Yang Y, Yeo J, Priya S - Sensors (Basel) (2012)

Bottom Line: Based on the 3D motion analysis, we designed and implemented the prototype of an electro-dynamic energy harvester that can be mounted on the bicycle's handlebar to collect energy from the side-to-side movement.It was able to generate power even during uphill riding which has never been shown with other approaches.Moreover, harvesting of energy from weaving motion seems to increase the economy of cycling by helping efficient usage of human power.

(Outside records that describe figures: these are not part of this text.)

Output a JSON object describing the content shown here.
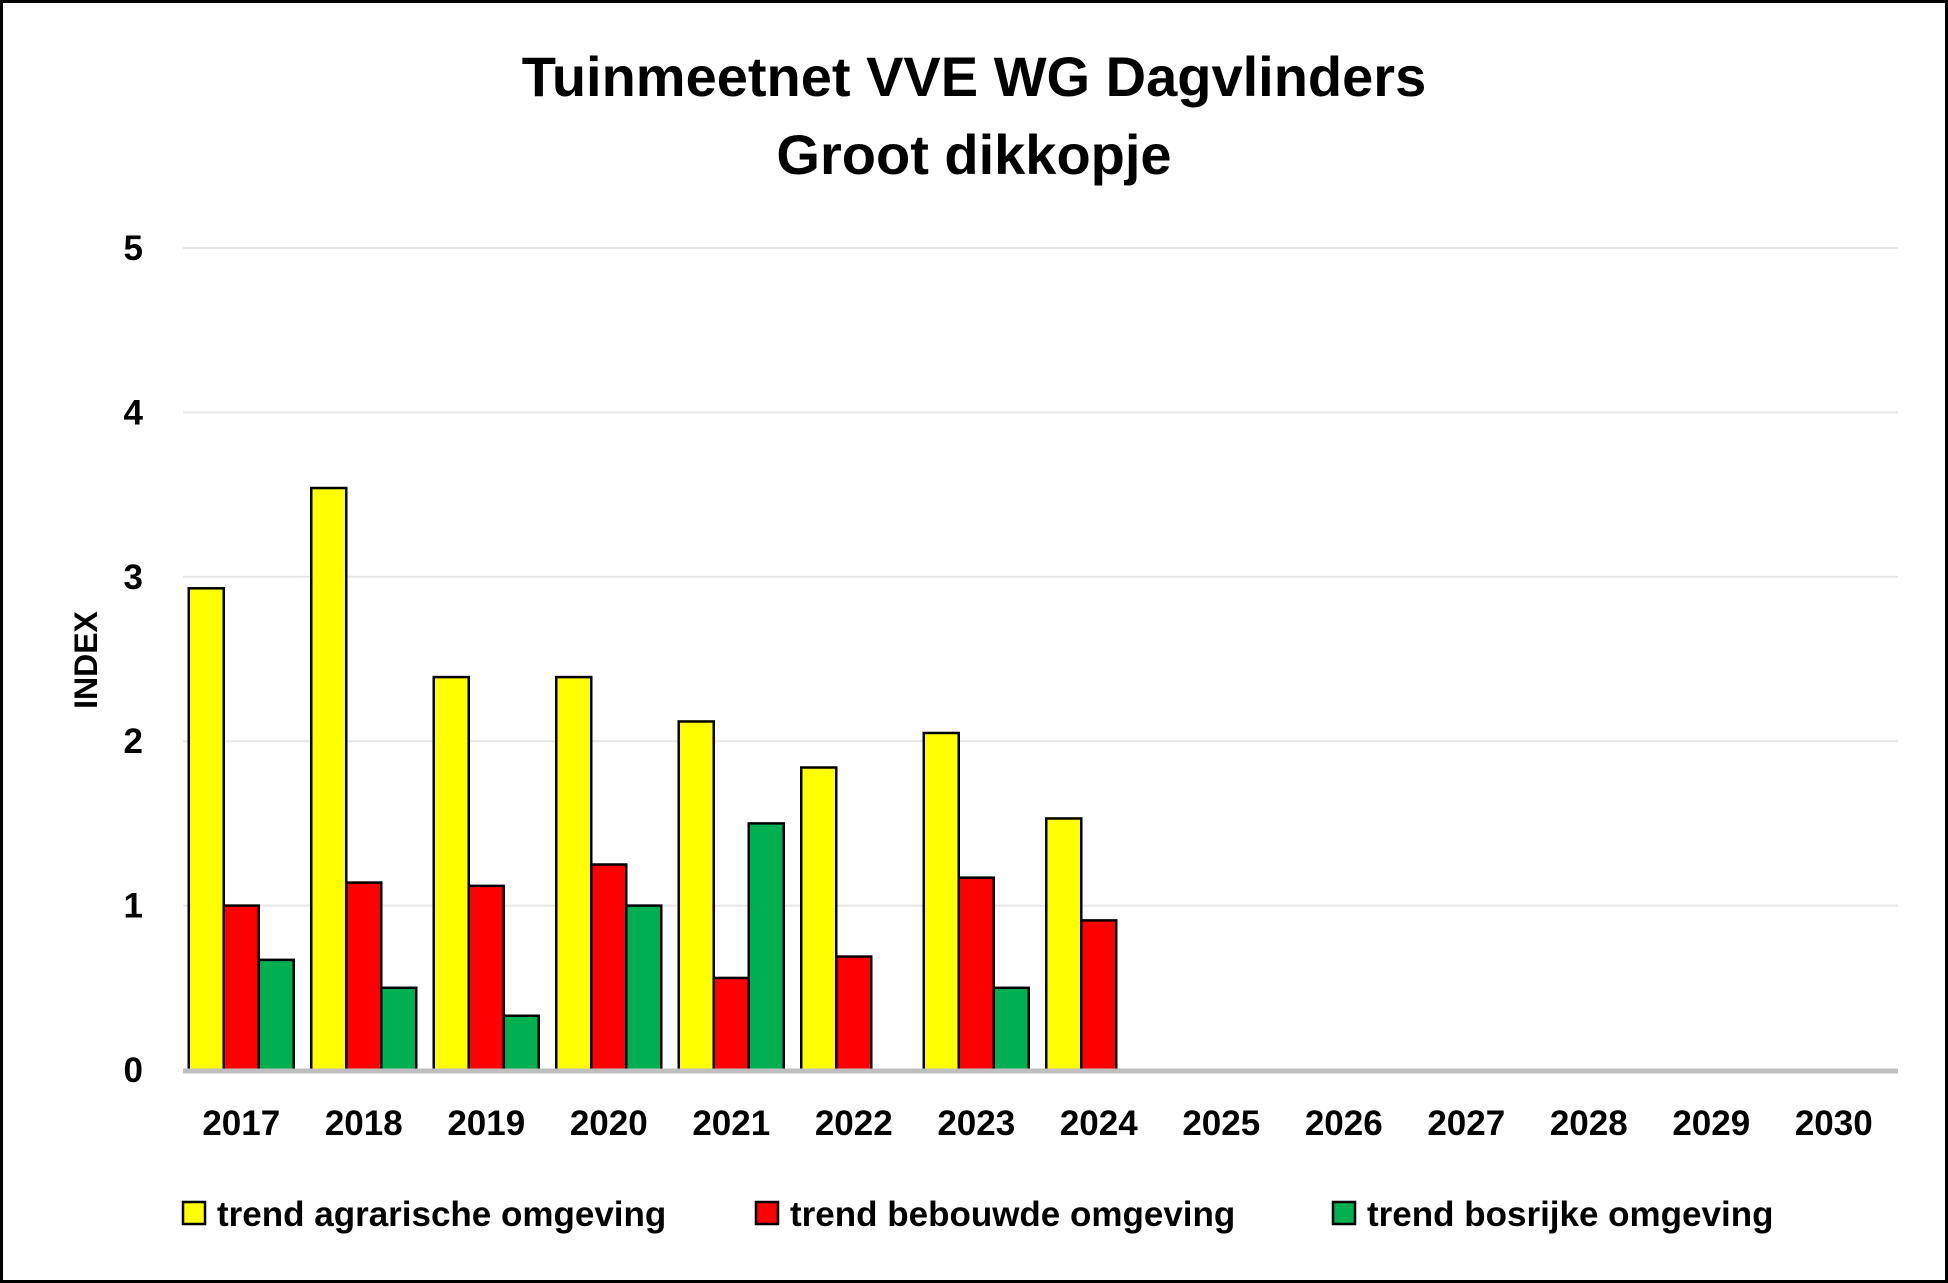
{
  "chart_data": {
    "type": "bar",
    "title": "Tuinmeetnet VVE WG Dagvlinders",
    "subtitle": "Groot dikkopje",
    "ylabel": "INDEX",
    "xlabel": "",
    "ylim": [
      0,
      5
    ],
    "yticks": [
      "0",
      "1",
      "2",
      "3",
      "4",
      "5"
    ],
    "grid": true,
    "legend_position": "bottom",
    "categories": [
      "2017",
      "2018",
      "2019",
      "2020",
      "2021",
      "2022",
      "2023",
      "2024",
      "2025",
      "2026",
      "2027",
      "2028",
      "2029",
      "2030"
    ],
    "series": [
      {
        "name": "trend agrarische omgeving",
        "color": "#FFFF00",
        "values": [
          2.93,
          3.54,
          2.39,
          2.39,
          2.12,
          1.84,
          2.05,
          1.53,
          null,
          null,
          null,
          null,
          null,
          null
        ]
      },
      {
        "name": "trend bebouwde omgeving",
        "color": "#FF0000",
        "values": [
          1.0,
          1.14,
          1.12,
          1.25,
          0.56,
          0.69,
          1.17,
          0.91,
          null,
          null,
          null,
          null,
          null,
          null
        ]
      },
      {
        "name": "trend bosrijke omgeving",
        "color": "#00B050",
        "values": [
          0.67,
          0.5,
          0.33,
          1.0,
          1.5,
          null,
          0.5,
          null,
          null,
          null,
          null,
          null,
          null,
          null
        ]
      }
    ]
  }
}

View Article: PubMed Central - PubMed

Affiliation: Biomedical Engineering, Chonbuk National University, Deokjin-dong Jeonju 664-14, Korea. ysyang@jbnu.ac.kr

ABSTRACT
Bicycles are known to be rich source of kinetic energy, some of which is available for harvesting during speedy and balanced maneuvers by the user. A conventional dynamo attached to the rim can generate a large amount of output power at an expense of extra energy input from the user. However, when applying energy conversion technology to human powered equipments, it is important to minimize the increase in extra muscular activity and to maximize the efficiency of human movements. This study proposes a novel energy harvesting methodology that utilizes lateral oscillation of bicycle frame (weaving) caused by user weight shifting movements in order to increase the pedaling force in uphill riding or during quick speed-up. Based on the 3D motion analysis, we designed and implemented the prototype of an electro-dynamic energy harvester that can be mounted on the bicycle's handlebar to collect energy from the side-to-side movement. The harvester was found to generate substantial electric output power of 6.6 mW from normal road riding. It was able to generate power even during uphill riding which has never been shown with other approaches. Moreover, harvesting of energy from weaving motion seems to increase the economy of cycling by helping efficient usage of human power.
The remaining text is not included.